Que fait la gauche révolutionnaire ? La révolte populaire ne se fera pas sans les classes populaires, et ces dernières s’indignent contre l’injustice des prélèvements ; c’est vrai, nous avons vu peu de banderoles ou de chants s’attaquant au capitalisme, au patriarcat et au racisme d’état. Les gens qui défilent dans les rues de Paris lancent plutôt leur rage face à la classe politique, crient aux automobilistes mécontent·e·s l’intolérabilité de leur condition économique, accusent la dictature et dénoncent le règne des riches. Cette indignation collective face aux oppressions hyper-individualisées qui caractérisent le marché du travail aujourd’hui n’est-elle pas déjà une victoire ? Mieux, n’est-elle pas le point de départ nécessaire ? Les gilets jaunes venu·e·s de province se rencontrent, échangent, un sentiment d’appartenance collective se forme et la colère devient possibilité. Cette trajectoire, n’est-elle pas celle de la constitution d’une conscience de classe ?

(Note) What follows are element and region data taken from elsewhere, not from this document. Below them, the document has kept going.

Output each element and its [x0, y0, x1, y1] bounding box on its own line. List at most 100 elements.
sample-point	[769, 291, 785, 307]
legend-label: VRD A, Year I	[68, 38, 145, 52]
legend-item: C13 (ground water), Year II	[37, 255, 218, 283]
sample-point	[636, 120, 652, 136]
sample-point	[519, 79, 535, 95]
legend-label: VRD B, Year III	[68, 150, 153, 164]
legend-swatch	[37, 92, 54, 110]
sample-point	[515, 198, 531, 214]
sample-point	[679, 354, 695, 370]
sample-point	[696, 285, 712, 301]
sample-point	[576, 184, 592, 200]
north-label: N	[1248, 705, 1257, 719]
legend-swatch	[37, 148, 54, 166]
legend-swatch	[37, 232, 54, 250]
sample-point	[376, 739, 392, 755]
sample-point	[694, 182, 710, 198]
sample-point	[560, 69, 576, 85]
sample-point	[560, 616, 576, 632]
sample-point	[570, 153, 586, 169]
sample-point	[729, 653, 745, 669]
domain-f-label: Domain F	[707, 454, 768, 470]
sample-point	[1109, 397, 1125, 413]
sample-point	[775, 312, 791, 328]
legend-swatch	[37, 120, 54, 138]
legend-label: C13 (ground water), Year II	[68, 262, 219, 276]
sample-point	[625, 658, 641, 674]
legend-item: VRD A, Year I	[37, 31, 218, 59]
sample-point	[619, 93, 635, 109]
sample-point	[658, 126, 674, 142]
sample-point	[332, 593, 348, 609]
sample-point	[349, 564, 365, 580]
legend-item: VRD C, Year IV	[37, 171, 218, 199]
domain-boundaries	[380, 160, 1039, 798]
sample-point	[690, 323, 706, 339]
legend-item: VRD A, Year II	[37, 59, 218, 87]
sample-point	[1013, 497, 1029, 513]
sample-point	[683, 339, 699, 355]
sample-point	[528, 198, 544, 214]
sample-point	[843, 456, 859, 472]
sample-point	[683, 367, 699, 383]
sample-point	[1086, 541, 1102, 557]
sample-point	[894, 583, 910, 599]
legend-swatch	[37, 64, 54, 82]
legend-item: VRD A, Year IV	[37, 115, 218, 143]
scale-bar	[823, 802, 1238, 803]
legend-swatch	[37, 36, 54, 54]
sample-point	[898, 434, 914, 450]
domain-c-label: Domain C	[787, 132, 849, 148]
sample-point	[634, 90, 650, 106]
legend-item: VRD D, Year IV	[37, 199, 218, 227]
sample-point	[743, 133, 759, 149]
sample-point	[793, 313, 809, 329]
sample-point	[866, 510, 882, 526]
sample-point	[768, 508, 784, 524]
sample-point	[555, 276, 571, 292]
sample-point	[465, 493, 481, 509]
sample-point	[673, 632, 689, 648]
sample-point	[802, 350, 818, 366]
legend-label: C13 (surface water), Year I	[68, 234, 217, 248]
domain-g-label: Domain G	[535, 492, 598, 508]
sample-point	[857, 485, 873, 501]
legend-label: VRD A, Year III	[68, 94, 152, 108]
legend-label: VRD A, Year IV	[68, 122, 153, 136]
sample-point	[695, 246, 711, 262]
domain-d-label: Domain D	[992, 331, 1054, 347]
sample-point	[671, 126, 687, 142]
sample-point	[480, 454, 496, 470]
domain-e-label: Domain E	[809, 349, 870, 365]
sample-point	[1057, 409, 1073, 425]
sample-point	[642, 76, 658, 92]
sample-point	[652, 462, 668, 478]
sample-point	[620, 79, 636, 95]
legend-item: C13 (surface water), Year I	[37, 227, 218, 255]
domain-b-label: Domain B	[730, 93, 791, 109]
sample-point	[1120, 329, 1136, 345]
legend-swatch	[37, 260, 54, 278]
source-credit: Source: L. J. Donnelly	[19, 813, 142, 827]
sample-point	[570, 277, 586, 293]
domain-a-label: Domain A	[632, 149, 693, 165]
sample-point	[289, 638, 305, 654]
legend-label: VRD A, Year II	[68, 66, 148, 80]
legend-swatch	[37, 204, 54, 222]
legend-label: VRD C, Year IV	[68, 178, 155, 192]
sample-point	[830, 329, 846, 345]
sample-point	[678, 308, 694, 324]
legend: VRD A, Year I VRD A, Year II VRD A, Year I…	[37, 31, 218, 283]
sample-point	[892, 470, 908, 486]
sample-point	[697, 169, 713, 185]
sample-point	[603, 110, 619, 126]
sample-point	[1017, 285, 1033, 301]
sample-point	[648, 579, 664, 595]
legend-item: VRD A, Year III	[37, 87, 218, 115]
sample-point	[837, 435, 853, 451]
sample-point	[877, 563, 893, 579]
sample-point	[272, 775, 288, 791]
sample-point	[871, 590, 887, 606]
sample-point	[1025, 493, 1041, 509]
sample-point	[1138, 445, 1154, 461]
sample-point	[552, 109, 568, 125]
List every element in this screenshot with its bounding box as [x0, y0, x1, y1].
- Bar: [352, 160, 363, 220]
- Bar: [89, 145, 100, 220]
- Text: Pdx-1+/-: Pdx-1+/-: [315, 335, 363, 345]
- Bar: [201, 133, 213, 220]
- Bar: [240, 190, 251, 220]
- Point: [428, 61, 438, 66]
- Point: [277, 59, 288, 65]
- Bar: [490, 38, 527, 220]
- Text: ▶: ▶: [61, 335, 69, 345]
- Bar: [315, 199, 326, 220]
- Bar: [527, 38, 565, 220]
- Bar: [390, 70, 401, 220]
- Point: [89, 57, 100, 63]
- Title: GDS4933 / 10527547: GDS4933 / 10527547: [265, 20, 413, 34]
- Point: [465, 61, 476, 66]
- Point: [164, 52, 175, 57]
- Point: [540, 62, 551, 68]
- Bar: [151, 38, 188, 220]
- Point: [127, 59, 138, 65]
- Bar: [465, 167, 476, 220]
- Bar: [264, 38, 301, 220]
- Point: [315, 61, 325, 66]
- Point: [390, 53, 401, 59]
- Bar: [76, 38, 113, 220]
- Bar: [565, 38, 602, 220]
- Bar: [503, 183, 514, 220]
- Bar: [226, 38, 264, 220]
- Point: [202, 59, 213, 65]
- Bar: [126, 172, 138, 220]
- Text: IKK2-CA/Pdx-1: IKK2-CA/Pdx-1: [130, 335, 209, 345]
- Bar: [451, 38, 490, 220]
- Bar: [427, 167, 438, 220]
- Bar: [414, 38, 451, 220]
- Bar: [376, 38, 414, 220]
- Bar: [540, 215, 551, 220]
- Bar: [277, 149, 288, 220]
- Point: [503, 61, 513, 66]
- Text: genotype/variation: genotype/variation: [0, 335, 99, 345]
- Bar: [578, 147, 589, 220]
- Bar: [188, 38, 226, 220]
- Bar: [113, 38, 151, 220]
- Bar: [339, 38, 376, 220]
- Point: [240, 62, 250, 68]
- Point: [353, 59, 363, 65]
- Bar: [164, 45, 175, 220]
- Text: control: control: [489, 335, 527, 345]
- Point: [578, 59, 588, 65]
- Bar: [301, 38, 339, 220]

Pour autant, l’insurrection ne se fera pas forcément en dehors du fascisme. Les “on est chez nous” des militants d’extrême droite sont de trop, et même si nous présentons que cela signifie simplement pour certain·e·s que la rue est appropriée par le “peuple”, ces tentatives d’ancrer la pensée fasciste sont trop dangereuses pour que nous les laissions s’imposer. Au risque de réitérer des avertissements déjà lancés, déserter ce mouvement laisserait la voie libre à la pire des insurrections. Avant même de l’investir de quelconque grille de lecture intellectuelle, il importe de se constituer comme groupe, dans la pratique, dans l’émeute et dans l’entraide qu’elle suppose. C’est dans la pratique qu’apparaît la possibilité d’un autre fonctionnement politique ; et c’est à travers elle que nous construirons un autrement révolutionnaire.